Have you ever racked your brain trying to think of someone’s name or a restaurant in a distant city and then start doing something else and the name pops in your head? When I’m working in my office or on an airplane, I often switch back and forth between tasks. When I switch to a different task, I get ideas about the other task and vice-versa.

Ludwig van Beethoven started every day with the same ritual: a morning walk during which he would scribble the first rough notes of whatever musical idea entered his head. That ritual limbered up his body and mind and got him into his creative zone.

Watch baseball pitchers and batters go through ritualistic movements before every pitch. John Kounios, a brain-sciences professor at Drexel Universality, says that an instant before an insight, people are less aware of their environment. He explains that the reason many people get ideas in the shower is because their eyes are mostly blocked from visual distractions.

During our character exercise in workshops, I notice that people tend to look up at the ceiling or down at the floor to unconsciously block visual stimuli when they are trying to answer a personal question.

What Would Leonardo Do?

Leonardo Da Vinci was a creative genius and a renaissance titan.
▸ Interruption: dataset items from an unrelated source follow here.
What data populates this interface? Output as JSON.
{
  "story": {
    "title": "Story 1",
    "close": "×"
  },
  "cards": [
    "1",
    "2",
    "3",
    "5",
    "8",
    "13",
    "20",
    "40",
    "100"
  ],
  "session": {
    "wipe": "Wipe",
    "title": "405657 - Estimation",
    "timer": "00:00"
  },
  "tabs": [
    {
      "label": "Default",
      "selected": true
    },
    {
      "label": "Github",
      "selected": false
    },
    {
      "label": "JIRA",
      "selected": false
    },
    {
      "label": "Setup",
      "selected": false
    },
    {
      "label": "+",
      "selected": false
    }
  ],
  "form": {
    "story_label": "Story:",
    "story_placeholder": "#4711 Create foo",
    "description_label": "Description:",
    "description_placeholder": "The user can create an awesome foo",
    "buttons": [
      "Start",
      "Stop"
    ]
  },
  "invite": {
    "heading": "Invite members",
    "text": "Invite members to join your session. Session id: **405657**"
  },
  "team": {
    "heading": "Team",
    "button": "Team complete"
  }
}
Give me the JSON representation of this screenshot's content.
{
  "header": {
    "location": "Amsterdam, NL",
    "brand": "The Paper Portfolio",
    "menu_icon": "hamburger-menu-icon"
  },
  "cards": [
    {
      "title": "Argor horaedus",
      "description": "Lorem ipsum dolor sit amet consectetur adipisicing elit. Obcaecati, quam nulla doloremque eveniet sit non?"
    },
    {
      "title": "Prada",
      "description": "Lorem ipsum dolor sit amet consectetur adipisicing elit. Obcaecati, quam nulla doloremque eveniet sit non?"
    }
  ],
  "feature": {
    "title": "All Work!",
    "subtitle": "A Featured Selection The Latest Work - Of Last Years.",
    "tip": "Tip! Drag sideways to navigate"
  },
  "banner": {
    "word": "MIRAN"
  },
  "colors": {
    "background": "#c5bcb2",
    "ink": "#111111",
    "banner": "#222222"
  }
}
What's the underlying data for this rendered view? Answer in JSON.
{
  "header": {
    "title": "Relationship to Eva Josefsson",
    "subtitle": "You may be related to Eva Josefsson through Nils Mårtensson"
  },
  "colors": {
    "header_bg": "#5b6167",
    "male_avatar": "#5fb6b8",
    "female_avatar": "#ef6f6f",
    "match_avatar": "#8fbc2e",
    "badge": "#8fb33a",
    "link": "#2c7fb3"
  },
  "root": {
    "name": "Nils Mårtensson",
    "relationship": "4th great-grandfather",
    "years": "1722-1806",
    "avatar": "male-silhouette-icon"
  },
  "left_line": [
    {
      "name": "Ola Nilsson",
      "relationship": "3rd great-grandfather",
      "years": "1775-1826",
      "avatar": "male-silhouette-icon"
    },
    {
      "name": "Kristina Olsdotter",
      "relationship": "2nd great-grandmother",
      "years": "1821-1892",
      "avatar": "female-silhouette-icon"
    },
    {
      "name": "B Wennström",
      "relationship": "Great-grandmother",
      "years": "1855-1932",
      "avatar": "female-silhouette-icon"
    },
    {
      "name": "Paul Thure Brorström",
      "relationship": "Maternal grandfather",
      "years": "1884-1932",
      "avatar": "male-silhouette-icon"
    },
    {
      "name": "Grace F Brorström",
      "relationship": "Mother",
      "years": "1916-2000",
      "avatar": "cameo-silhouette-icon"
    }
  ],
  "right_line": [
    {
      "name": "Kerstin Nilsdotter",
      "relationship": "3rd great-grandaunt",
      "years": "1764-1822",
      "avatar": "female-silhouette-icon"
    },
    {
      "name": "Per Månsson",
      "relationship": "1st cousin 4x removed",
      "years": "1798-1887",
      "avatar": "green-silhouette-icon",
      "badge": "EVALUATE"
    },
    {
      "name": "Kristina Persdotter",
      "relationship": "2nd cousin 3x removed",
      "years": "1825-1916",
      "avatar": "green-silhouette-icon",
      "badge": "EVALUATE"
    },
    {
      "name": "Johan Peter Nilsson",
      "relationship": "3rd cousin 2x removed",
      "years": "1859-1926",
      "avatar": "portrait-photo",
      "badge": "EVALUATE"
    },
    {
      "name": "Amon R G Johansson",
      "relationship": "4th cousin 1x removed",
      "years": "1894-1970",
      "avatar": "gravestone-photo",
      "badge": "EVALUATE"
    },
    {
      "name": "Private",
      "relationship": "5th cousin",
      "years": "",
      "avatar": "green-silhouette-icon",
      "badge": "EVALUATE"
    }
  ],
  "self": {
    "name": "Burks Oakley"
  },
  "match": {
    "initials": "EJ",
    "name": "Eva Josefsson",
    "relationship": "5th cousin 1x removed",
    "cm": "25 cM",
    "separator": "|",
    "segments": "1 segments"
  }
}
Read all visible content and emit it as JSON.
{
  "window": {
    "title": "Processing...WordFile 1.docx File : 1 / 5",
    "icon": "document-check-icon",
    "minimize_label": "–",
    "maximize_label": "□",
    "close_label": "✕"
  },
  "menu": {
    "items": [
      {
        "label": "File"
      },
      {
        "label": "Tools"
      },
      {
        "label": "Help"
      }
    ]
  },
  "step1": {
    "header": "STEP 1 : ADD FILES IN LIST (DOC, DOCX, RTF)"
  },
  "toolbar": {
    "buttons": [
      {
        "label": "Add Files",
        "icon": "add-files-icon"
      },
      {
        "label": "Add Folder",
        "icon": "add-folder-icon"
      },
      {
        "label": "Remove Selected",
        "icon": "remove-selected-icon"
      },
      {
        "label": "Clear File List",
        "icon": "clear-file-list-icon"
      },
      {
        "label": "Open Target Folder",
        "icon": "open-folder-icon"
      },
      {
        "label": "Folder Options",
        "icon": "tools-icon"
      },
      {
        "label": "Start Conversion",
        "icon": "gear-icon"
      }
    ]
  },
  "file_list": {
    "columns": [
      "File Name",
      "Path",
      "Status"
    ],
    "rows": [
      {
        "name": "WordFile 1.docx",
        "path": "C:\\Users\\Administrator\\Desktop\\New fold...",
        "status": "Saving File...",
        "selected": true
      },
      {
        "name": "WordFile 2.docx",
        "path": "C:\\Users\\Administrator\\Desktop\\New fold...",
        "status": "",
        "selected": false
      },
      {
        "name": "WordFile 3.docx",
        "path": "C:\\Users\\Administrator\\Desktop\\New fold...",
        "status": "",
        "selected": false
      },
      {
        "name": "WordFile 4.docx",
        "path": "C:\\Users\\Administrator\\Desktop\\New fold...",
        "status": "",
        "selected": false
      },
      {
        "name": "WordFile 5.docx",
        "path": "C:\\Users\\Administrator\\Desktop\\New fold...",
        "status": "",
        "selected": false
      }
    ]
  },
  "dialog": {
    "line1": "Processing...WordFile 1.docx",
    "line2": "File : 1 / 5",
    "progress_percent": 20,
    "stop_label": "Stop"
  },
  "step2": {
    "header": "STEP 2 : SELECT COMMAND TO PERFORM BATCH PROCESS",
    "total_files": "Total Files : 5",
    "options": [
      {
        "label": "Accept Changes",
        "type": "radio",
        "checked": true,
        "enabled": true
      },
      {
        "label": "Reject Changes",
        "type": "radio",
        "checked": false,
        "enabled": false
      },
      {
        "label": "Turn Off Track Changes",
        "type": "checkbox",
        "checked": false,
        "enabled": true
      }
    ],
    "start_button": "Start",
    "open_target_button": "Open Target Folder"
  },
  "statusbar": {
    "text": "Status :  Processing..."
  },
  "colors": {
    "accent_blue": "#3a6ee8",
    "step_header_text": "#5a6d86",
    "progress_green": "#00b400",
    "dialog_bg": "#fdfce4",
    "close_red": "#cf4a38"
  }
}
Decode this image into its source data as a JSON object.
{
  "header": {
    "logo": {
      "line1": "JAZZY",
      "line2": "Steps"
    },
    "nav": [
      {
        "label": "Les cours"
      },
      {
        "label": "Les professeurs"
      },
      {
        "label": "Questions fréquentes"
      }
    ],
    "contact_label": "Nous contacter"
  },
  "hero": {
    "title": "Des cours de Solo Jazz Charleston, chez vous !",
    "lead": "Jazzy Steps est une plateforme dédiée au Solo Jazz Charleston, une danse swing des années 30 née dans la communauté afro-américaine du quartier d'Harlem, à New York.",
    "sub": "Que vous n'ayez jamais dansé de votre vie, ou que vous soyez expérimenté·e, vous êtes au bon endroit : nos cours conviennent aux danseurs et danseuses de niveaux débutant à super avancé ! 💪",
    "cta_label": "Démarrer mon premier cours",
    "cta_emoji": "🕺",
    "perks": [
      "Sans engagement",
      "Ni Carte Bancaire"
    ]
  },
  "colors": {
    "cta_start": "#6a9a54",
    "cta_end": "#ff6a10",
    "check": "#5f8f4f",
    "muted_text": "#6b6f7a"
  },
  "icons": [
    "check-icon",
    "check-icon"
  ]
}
Here are five of his many creative practices and characteristics:

  1. Be relentlessly curious (about everything you see): We can push ourselves to be curious every waking hour.
  1. Retain a childlike sense of wonder: Steve Martin once said remaining childlike is how we stay creative as we grow older.
  1. Notice everything: Observe everything in sight as you go about your day.
  1. Make lists: Leonard’s to-do lists are still studied by scholars today.
  1. Go down rabbit holes: Dive deep into issues and your passions.